Because Igor's 2D graphs are so fast, you can quickly explore large data sets by zooming in and out on portions of a graph. You can drag a marqee selection around an area of interest and then click in the center to access a popup menu to expand or contract about that area. Here is an example:
And here is the result after choosing expand:
Before choosing the popup menu, you can adjust the selection by dragging the marquee's handles. After zooming in on a region of interest, you can pan around in all directions.
Starting with version 6.1, you can hover your mouse over a point on an axis and use the mouse wheel to zoom in or zoom out about that point.
An even zippier tool is provided as a bulit-in procedure package that makes an copy of your graph with an expanded view of your data that follows the cursor as you move the mouse pointer over the original graph. You can experience the quickness of this tool for yourself by downloading the demo version of Igor (anonymous download -- no registration or forms to fill out) and then following these instructions:
- Start Igor and either:
- Load and graph your own data or
- Load any of the example experiments with graphs of large data sets or
- Create synthetic data by copying these lines...
Make/N=10000 data1;SetScale x,0,10e-3,"s",data1 data1= 2+2*cos(x*300)+10*exp(-(1e4*(x-3e-3))^2) + 1*exp(-(1e4*(x-6e-3))^2) + 0.3*exp(-(1e4*(x-6.2e-3))^2) + gnoise(0.03) Display data1...and then executing them in Igor. In Igor, type CTRL-J (Windows, cmd-J Mac) to bring the command window forward, paste and then press return.
- With the graph frontmost, from the menu bar, choose Graph->Packages->Graph Magnifier.
- In the resulting control panel, click Do It.
- Move your mouse over the data in the original graph.
- When finished exploring, click the Done button that was added to your original graph.
You can put an information box on a graph by choosing Show Info from the Graph menu while the graph is the target window. An info box displays a precise readout of values and also provides a convenient way to specify a region of interest for operations such as curve fitting.
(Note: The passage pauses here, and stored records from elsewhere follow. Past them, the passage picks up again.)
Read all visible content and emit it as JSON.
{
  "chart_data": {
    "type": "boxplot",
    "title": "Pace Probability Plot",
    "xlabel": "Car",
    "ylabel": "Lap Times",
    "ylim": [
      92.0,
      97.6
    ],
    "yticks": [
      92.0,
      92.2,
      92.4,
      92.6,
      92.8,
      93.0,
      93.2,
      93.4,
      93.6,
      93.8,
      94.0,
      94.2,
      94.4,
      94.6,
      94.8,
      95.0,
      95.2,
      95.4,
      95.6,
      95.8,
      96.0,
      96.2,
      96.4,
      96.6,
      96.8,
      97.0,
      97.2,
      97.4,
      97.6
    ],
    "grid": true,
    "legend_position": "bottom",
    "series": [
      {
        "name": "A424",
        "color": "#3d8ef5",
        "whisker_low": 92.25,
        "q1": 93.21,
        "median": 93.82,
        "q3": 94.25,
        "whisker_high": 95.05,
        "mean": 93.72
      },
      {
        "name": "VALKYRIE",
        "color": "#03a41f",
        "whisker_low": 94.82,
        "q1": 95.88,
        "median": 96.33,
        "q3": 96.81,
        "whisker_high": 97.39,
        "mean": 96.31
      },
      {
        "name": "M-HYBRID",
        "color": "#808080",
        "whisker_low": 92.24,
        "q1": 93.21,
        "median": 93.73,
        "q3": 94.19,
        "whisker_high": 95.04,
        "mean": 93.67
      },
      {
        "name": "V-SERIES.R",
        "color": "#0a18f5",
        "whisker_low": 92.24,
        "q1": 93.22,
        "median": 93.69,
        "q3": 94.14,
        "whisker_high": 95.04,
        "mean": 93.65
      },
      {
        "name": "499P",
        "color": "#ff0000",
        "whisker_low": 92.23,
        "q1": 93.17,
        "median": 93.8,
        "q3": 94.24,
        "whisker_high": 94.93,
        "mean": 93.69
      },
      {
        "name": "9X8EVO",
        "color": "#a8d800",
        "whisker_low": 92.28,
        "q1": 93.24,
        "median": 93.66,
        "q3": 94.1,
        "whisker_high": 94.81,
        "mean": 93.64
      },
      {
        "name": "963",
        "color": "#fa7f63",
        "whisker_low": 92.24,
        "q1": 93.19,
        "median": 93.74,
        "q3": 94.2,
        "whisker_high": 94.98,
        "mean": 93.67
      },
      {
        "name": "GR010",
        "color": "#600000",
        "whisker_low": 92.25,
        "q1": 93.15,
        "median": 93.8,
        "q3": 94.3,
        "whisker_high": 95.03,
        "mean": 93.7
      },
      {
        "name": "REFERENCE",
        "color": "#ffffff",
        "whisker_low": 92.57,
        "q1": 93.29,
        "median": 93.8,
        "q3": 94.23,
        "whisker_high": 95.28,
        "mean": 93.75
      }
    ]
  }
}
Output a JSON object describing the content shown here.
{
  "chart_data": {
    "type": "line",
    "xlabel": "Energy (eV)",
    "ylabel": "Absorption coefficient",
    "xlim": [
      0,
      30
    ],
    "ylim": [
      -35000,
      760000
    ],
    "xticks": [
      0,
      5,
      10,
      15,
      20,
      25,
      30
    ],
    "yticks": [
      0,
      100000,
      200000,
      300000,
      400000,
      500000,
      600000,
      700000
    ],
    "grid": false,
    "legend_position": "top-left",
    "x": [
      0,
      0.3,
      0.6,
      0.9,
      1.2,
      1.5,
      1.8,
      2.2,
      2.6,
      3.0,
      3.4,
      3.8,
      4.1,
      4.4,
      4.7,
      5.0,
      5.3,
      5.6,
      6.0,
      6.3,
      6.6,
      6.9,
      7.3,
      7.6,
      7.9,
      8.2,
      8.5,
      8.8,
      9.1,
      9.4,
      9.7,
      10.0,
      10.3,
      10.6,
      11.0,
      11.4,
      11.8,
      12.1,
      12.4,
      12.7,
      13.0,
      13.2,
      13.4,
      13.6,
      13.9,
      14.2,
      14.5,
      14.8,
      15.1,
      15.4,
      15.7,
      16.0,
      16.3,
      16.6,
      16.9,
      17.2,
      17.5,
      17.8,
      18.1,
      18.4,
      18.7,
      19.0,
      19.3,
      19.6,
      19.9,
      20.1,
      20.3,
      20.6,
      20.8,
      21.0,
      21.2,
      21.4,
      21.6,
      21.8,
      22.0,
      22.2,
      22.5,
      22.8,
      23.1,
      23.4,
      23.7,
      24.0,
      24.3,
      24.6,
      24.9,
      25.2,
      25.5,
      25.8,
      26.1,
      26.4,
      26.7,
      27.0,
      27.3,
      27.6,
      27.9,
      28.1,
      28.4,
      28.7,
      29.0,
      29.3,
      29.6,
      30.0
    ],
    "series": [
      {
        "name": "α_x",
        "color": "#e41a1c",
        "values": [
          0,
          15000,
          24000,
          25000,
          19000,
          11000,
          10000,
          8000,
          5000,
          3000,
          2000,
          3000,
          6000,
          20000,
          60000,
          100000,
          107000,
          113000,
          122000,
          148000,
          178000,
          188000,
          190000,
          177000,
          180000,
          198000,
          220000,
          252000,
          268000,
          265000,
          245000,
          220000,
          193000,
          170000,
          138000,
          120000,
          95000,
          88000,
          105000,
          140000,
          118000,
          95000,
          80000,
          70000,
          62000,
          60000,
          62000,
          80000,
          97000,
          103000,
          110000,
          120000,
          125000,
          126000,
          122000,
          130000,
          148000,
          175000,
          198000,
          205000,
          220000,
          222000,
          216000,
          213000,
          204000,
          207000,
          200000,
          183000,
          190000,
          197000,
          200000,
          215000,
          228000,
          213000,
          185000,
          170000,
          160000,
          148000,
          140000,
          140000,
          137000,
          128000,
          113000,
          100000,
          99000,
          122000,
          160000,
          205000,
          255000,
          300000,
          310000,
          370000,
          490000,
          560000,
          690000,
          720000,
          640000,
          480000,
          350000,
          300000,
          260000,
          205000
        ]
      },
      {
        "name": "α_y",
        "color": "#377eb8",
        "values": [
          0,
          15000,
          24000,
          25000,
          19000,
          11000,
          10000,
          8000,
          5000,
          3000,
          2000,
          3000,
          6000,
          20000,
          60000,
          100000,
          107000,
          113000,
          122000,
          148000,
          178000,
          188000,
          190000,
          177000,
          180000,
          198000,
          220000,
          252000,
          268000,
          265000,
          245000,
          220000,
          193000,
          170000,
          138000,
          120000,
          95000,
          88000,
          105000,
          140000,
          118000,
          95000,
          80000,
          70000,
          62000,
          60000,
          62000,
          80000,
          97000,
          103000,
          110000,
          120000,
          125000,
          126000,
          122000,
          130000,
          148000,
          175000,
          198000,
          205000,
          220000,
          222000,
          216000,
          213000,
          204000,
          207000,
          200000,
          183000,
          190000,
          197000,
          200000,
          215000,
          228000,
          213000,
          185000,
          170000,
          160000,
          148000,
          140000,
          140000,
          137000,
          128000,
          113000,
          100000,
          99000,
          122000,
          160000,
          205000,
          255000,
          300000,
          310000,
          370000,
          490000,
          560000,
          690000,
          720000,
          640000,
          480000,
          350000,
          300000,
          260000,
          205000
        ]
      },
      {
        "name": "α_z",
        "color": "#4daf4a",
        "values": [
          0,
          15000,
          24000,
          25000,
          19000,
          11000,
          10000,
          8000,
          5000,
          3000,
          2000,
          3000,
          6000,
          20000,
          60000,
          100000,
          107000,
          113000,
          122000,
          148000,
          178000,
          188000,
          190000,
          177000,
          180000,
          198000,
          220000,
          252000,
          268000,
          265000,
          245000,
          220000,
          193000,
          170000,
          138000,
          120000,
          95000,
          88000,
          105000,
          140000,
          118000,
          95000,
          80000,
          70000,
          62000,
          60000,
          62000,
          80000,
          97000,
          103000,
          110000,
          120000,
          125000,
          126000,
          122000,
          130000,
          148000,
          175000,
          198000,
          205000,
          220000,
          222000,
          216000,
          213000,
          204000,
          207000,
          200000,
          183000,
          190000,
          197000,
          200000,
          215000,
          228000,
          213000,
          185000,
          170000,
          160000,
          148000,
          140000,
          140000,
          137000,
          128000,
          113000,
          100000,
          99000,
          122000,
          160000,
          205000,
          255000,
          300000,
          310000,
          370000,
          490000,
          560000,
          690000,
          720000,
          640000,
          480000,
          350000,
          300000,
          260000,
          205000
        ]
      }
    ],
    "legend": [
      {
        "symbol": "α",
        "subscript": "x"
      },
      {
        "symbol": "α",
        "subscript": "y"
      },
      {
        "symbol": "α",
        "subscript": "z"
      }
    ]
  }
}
Here is an example of the Info box and cursors on an XY plot:
And the following example shows that cursors can also be placed on image plots:
When cursors are placed on image or waterfall plots, z and delta-z values are added to the info box.
A variety of cursor styles are provided. Cursors may be attached to data points or may be free to roam throughout the plot area.
You can move cursors in several ways. In addition to the slider control shown in the examples, you can use the mouse to drag cursors to different points or different traces or images. Each graph window has its own info box and cursors.